Video: Weaver’s Cove Energy outlines offshore LNG plan
About 60 town residents gathered in the Old Town Hall to hear Weaver’s Cove Energy CEO Gordon Shearer explain the details of his company’s most recent proposal to bring liquefied natural gas to Fall River, a project that involves building a platform in the water about four miles southwest of the Weavers Cove tank site, about one mile from Brayton Point.
Gas would still be stored at the proposed Weaver's Cove facility, but LNG coming in to the terminal would be unloaded at the platform and the gas would be piped 4 miles up river to Weaver's Cove via an underground pipeline. The new plan is intended to allow Weaver's Cove to ship gas to this area without having to travel under the new and old Brightman Street bridges, a navigational maneuver Coast Guard reports have portrayed as nearly impossible.

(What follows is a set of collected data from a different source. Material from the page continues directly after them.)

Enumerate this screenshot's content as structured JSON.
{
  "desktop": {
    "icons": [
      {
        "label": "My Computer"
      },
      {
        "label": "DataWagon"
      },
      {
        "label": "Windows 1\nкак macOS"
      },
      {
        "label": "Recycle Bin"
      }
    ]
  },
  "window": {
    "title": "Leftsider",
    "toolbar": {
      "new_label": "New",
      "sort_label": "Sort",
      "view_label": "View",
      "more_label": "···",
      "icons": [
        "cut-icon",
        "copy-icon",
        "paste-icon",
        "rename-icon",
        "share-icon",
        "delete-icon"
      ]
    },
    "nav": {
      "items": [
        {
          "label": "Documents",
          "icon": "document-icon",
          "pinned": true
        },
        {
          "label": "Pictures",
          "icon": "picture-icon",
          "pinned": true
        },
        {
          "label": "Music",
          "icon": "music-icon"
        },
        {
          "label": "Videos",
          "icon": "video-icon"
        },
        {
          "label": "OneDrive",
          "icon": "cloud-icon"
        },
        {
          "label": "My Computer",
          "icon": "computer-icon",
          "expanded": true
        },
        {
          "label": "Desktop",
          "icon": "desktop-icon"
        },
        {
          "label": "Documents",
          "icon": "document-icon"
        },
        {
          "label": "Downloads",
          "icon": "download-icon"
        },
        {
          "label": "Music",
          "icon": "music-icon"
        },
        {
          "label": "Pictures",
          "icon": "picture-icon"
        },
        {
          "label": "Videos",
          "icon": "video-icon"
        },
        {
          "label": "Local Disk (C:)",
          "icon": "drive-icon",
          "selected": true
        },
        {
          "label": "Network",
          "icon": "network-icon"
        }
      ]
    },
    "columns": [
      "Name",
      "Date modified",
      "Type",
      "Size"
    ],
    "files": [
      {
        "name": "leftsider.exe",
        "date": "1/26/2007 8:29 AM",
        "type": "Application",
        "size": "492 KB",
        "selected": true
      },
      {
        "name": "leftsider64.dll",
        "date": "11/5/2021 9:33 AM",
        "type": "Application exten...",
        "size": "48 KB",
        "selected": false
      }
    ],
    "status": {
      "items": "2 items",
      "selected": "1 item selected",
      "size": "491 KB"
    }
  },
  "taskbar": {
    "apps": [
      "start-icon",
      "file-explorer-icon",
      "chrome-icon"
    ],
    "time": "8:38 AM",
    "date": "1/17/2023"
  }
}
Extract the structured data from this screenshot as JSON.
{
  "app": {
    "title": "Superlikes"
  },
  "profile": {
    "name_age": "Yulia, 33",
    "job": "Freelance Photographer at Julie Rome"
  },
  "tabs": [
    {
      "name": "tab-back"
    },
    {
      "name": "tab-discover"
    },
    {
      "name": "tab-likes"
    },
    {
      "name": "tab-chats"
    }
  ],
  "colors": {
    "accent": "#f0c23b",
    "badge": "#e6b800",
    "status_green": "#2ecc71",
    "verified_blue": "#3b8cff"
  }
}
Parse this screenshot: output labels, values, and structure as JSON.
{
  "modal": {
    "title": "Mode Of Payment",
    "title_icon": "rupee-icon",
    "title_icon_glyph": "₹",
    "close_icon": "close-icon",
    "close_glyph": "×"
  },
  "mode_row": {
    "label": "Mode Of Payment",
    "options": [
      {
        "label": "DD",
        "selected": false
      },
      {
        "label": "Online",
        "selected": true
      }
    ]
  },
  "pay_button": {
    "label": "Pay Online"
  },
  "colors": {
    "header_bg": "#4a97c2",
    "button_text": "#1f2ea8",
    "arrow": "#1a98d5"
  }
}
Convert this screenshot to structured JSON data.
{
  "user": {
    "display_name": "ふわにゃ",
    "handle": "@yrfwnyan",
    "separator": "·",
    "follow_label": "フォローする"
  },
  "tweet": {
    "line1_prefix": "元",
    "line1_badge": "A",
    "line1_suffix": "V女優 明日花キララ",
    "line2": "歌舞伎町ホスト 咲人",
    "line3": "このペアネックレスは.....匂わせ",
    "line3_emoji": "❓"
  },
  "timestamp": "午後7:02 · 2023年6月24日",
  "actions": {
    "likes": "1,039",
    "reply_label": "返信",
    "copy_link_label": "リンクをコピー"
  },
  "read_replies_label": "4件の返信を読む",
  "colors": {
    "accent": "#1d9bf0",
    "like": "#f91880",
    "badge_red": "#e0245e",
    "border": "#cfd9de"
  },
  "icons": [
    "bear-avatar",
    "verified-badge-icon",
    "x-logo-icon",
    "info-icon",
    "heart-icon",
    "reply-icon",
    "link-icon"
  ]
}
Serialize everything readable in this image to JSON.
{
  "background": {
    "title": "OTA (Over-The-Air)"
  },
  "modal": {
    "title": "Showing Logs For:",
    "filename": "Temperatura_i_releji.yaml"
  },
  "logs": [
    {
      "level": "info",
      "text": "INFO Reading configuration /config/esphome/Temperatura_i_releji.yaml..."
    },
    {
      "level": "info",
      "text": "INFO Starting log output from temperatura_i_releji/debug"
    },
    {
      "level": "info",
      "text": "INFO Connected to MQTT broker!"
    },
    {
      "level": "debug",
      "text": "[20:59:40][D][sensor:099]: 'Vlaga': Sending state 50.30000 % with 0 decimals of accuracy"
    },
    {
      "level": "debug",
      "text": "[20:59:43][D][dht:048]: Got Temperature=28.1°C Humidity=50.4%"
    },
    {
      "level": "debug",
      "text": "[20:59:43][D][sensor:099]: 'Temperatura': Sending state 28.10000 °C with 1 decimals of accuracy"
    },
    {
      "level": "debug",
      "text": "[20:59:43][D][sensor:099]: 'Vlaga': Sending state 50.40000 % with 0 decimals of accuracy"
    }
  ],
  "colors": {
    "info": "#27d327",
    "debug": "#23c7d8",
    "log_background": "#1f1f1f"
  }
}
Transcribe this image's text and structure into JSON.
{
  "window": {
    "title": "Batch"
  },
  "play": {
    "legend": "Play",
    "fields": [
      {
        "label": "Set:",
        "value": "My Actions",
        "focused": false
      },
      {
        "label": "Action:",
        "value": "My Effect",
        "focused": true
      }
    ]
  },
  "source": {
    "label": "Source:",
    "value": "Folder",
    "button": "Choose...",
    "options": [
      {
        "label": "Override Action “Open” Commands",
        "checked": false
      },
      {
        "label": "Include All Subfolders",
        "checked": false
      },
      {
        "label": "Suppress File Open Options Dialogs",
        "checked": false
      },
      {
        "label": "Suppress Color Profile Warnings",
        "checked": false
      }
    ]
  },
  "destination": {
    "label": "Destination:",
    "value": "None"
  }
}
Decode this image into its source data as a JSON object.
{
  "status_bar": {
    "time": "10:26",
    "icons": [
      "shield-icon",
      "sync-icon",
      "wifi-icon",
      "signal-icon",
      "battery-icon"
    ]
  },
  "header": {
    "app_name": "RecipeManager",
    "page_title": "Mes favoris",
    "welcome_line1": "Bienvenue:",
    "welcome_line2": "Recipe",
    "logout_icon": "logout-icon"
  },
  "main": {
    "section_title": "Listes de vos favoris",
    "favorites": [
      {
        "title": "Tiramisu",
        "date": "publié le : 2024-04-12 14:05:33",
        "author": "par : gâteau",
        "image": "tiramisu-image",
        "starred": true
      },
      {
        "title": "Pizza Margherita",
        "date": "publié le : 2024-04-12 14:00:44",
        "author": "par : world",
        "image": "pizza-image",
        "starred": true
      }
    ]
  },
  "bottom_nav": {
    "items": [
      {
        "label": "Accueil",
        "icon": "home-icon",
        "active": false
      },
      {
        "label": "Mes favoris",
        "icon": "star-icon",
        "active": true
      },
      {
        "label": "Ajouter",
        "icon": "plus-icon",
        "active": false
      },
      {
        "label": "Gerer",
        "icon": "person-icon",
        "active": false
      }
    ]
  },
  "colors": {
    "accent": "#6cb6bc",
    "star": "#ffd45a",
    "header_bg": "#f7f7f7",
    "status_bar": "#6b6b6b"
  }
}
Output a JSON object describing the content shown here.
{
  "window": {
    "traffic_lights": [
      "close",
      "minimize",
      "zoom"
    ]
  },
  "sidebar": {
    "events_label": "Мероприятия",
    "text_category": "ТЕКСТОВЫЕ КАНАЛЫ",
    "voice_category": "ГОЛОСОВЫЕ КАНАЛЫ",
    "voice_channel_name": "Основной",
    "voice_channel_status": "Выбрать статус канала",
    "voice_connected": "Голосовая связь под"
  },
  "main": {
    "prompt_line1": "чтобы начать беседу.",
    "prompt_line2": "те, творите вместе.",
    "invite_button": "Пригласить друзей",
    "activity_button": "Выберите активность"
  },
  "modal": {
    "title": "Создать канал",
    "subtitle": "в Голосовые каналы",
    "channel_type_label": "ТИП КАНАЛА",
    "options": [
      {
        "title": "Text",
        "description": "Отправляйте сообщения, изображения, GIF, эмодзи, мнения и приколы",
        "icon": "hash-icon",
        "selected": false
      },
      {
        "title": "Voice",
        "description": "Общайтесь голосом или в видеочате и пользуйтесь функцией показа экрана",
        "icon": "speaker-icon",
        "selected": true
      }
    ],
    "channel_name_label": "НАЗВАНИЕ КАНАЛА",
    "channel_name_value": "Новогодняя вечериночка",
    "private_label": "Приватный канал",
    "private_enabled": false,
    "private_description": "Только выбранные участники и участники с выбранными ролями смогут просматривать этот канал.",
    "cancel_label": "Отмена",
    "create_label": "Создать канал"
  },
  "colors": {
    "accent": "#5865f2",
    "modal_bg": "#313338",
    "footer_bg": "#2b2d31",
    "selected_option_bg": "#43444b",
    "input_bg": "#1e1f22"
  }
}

“This is not a public hearing,” Board of Selectmen Chairman William P. Meehan told the crowd Wednesday night. “This is not the time to get into anyone’s face.”
The crowd complied and the only questions asked of Shearer were asked by Board of Selectmen members Eleanor Gagnon and Lorne Lawless.
“We’re trying to find a way to address concerns over the original project while addressing the energy needs of New England,” Shearer said.
The crowd featured many in T-shirts with anti-LNG messages, but there was quiet as Shearer spoke.
Shearer said the greatest part of electricity prices in the future will be set by the price of natural gas and touted the safety of LNG. He also said that this area’s need for electricity will increase 20 percent by 2012.
“It’s a tested, safe, tried, true and proven way of delivering natural gas,” he said, adding that there have been “no accidents that have created any injury to the public.”
Shearer said the pipeline taking the gas from the loading platform to the Weaver's Cove facility will be stainless steel cased in concrete and buried 5 feet deep under the bottom of the river.
“Once in place, that pipeline does not move,” Shearer said.
Shearer said if the old Brightman Street Bridge is taken down, even after the building of the platform, the company would revert to its original plan to bring tankers to Weaver's Cove and unload at that site.
“Offshore to me is off the coast,” Lawless said. “I don’t think people are against natural gas, it’s just where it’s sited.”
Gagnon questioned Shearer about commercial and recreational boating on the bay and river, which Shearer said would not be reduced by the presence of the platform or the tankers.
Shearer said he’s very well aware that many in this area are opposed to an LNG facility in Fall River.
“If there was a better place to go, we’d go,” he said, adding that, “You’re going to have the same kind of problems anywhere you go north of the Mason-Dixon line.”